Windows XP Pro 32 bit w/SP3
AMD Phenom II X4 955 Black Edition 125W OC'd to 3.8Ghz (C2 stepping)
ASUS M4N82 Deluxe nVidia 980a SLI ATX Motherboard
ASUS AMI 0802 BIOS
Realtek ALC888/1200 nVidia MCP72 HD Audio
EVGA 015-P3-1580-AR GeForce GTX 580 (Fermi) 1536MB 384-bit
Corsair Dominator CM2X2048-8500C5D Dual Channel [5-5-5-15-22-2T-2.1v]
SATA WD 300GB Velociraptor
WD 1TB Caviar Black
LG GH22LS30 CD/DVD Burner
PC Power & Cooling Silencer 750W Quad EPS12V
ViewSonic G90FB Black 19" CRT Monitor
Generic Harman Kardon (3)
Logitech Optical M-BT96a
Coolermaster ATCS 840 Full Tower Case
3x230mm, 1x120mm, Optional: 3x Scythe S-Flex SFF21G 120mm
ZALMAN CNPS 10X Extreme CPU Cooler
SteelSeries 6GV2 Keyboard


This is getting ridiculous...no offense....same version GPU-Z, EVGA Precision, AIDA64 Extreme...Updated AIDA64, rolled back EVGA Precision...and this...








EVGA Precision: 2.1.0.0
AIDA64 Extreme: 2.20.1900
Vid card driver: 296.10 








....btw...PhysX IS working...I can make it show in benches like FluidMark, I've tried the new fillrate version, I've tried about 4-5 older versions  etc.


----------



## Athlon2K15 (May 13, 2012)

why are you using windows xp?


----------



## AlienIsGOD (May 13, 2012)

AthlonX2 said:


> why are you using windows xp?



agreed, a 580 on XP


----------



## ghot (May 13, 2012)

Because I like it better than Windows 7, and Windows 8 is a joke   :/

...and it used to show PhysX, in GPU-Z, now it doesn't


----------



## entropy13 (May 13, 2012)

ghot said:


> Because I like it better than Windows 7,



 

You shouldn't have bought a GTX 580 then, you're just wasting that card. *Wasting* it. You should just get a GTX 285.




ghot said:


> ...and it used to show PhysX, in GPU-Z, now it doesn't



Have you just updated your drivers?


----------



## ghot (May 13, 2012)

WOW, 3 replies and no help whatsoever....you all from 4chann or something  :/


----------



## Mussels (May 13, 2012)

seriously, you're murdering that card on XP. most of its features wont work, and you'll be lucky to have access to 1GB of its ram.

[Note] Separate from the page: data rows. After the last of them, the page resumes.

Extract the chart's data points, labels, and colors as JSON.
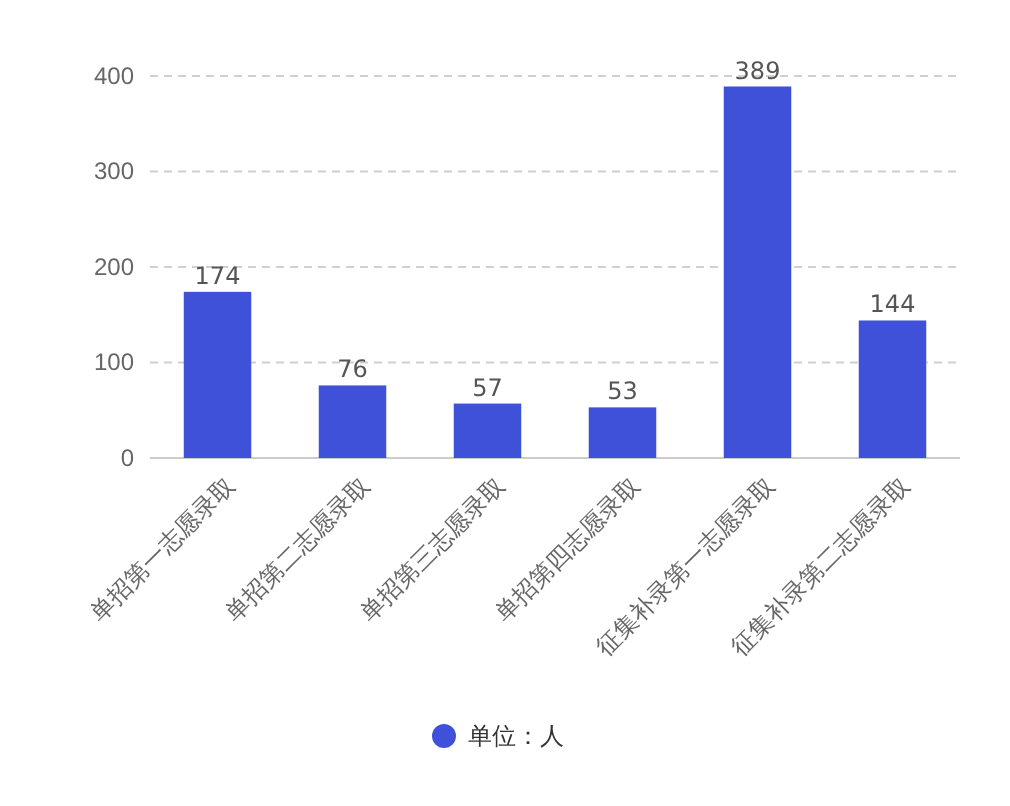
{
  "chart_data": {
    "type": "bar",
    "categories": [
      "单招第一志愿录取",
      "单招第二志愿录取",
      "单招第三志愿录取",
      "单招第四志愿录取",
      "征集补录第一志愿录取",
      "征集补录第二志愿录取"
    ],
    "series": [
      {
        "name": "单位：人",
        "color": "#3f51d8",
        "values": [
          174,
          76,
          57,
          53,
          389,
          144
        ]
      }
    ],
    "ylim": [
      0,
      400
    ],
    "yticks": [
      0,
      100,
      200,
      300,
      400
    ],
    "grid": "y",
    "legend": "bottom",
    "data_labels": true
  }
}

if CUDA is showing as working, then PhysX is as well. there must be a glitch in GPU-Z, possibly not recognising the drivers you're on properly.


----------



## ghot (May 13, 2012)

got PhysX working...just DL'd the standalone installer...uninstalled the old...ran CCleaner
...the ONLY thing XP doesn't support is DX11 and Direct Compute









seems nothing wrong with GPU-Z, I'm glad to report...great work guys.

As for the rest of you...only post when you know the answer...thx   :/


----------